SEC Extends Naked Short Sale Rule

The Securities and Exchange Commission (SEC) extended its July 15 order to bar naked short selling in the securities of financial institutions to which the Federal Reserve has granted temporary access to liquidity facilities on an emergency basis. The extended order will be in effect until Aug. 12, 2008. The SEC says it will not extend the order beyond that date.

The SEC says its decision to extend the order for a second 10-day period will permit its staff to collect and analyze additional data on the order’s impact and effect. The commission plans to consider a rule blocking abusive naked short selling in the entire market, while allowing legitimate short selling that is essential to the markets’ operation.

ABA Unhappy with Rule

The American Bankers Association (ABA) was not pleased by the SEC action. “We are disappointed and deeply concerned about the decision . . . to extend the emergency order banning the short selling of 19 financial stocks without including all publicly-traded banks,” ABA said.

“ABA is concerned that those market participants that are actively involved in executing short selling strategies will focus their naked short selling strategies on those publicly traded banks and bank holding companies not covered by the order.
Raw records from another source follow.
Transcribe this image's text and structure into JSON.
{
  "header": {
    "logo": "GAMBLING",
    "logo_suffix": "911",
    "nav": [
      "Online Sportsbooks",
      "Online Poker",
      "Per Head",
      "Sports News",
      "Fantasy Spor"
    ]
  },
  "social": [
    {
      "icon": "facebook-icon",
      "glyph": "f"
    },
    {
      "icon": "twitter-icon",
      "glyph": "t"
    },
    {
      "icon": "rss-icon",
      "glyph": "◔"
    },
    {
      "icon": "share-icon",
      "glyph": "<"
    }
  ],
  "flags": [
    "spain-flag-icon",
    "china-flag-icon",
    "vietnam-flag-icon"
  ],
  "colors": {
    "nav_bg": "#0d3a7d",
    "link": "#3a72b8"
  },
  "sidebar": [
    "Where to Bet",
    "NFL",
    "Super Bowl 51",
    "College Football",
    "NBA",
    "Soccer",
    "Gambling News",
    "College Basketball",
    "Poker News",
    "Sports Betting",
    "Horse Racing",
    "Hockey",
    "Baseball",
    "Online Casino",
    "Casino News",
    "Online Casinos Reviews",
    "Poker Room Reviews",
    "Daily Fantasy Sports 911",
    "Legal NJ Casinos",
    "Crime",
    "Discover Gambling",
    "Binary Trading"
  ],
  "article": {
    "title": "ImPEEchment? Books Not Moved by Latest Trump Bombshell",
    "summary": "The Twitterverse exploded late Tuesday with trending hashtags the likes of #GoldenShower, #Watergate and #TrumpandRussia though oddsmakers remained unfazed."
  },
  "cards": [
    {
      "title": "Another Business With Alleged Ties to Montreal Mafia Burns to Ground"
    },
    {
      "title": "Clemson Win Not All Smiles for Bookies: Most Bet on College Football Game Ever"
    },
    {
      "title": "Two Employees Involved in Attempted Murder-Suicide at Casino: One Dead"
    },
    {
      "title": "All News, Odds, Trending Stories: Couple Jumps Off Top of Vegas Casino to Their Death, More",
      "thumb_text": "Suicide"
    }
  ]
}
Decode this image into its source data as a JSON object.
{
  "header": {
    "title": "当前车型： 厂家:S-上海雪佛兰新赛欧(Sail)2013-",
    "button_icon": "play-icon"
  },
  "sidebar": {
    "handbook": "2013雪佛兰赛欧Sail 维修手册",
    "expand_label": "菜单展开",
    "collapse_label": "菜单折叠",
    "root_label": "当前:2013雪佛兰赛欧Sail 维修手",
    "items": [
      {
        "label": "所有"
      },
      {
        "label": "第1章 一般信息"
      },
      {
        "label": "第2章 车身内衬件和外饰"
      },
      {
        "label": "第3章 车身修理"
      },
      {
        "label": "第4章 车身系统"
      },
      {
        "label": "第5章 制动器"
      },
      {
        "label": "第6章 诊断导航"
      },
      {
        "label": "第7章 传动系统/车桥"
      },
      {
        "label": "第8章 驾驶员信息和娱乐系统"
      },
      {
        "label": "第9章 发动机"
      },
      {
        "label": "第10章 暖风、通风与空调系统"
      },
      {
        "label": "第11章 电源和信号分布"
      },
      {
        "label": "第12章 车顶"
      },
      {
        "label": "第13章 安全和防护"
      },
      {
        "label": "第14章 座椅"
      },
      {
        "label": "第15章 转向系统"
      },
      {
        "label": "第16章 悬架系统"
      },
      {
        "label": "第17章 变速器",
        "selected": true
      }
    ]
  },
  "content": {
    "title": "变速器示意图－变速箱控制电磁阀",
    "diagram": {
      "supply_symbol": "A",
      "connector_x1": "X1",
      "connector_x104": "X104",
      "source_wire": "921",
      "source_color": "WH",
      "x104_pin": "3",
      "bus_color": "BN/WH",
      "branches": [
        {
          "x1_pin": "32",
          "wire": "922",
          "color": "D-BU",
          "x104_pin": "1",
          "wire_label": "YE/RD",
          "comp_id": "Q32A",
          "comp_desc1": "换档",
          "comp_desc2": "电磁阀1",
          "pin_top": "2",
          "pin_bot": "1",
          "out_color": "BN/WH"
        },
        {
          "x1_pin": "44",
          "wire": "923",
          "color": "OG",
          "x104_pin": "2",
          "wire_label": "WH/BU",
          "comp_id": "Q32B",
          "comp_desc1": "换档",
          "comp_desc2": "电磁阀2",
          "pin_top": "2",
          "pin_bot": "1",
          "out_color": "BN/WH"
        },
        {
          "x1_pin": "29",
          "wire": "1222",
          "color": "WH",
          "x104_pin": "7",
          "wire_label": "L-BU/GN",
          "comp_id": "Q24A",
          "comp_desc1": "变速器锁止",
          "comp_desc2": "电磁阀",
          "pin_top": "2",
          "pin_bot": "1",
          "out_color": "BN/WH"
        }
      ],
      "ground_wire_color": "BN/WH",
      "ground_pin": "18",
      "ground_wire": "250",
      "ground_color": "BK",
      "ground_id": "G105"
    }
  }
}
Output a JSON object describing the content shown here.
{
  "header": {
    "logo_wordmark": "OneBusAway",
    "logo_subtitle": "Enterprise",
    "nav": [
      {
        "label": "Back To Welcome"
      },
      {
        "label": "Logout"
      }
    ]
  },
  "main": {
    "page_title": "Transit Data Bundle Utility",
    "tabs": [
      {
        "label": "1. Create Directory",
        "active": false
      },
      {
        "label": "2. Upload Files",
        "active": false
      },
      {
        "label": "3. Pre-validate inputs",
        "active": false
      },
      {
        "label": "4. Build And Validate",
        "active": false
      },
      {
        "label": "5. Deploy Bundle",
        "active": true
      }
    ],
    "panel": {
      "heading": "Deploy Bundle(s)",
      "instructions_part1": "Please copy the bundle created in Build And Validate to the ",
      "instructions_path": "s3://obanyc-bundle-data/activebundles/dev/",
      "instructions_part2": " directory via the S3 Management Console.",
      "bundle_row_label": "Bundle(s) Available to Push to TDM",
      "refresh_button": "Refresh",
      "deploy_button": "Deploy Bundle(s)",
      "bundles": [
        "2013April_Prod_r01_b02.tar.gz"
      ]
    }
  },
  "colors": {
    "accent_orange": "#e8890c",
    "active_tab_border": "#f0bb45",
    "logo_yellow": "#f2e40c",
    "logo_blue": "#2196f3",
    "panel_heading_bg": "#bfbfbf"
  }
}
As the Commission is aware, it would be an understatement to say that short interest in financial services companies has greatly increased over the past year. Without such action to include bank stocks in the ban, the potential exists that the Commission’s action could backfire and disrupt an industry that is essential to the functioning of the economy.

“We hope that the Commission will revisit the matter following the expiration of the emergency order on August 12 when it proceeds to the consideration of rulemaking.”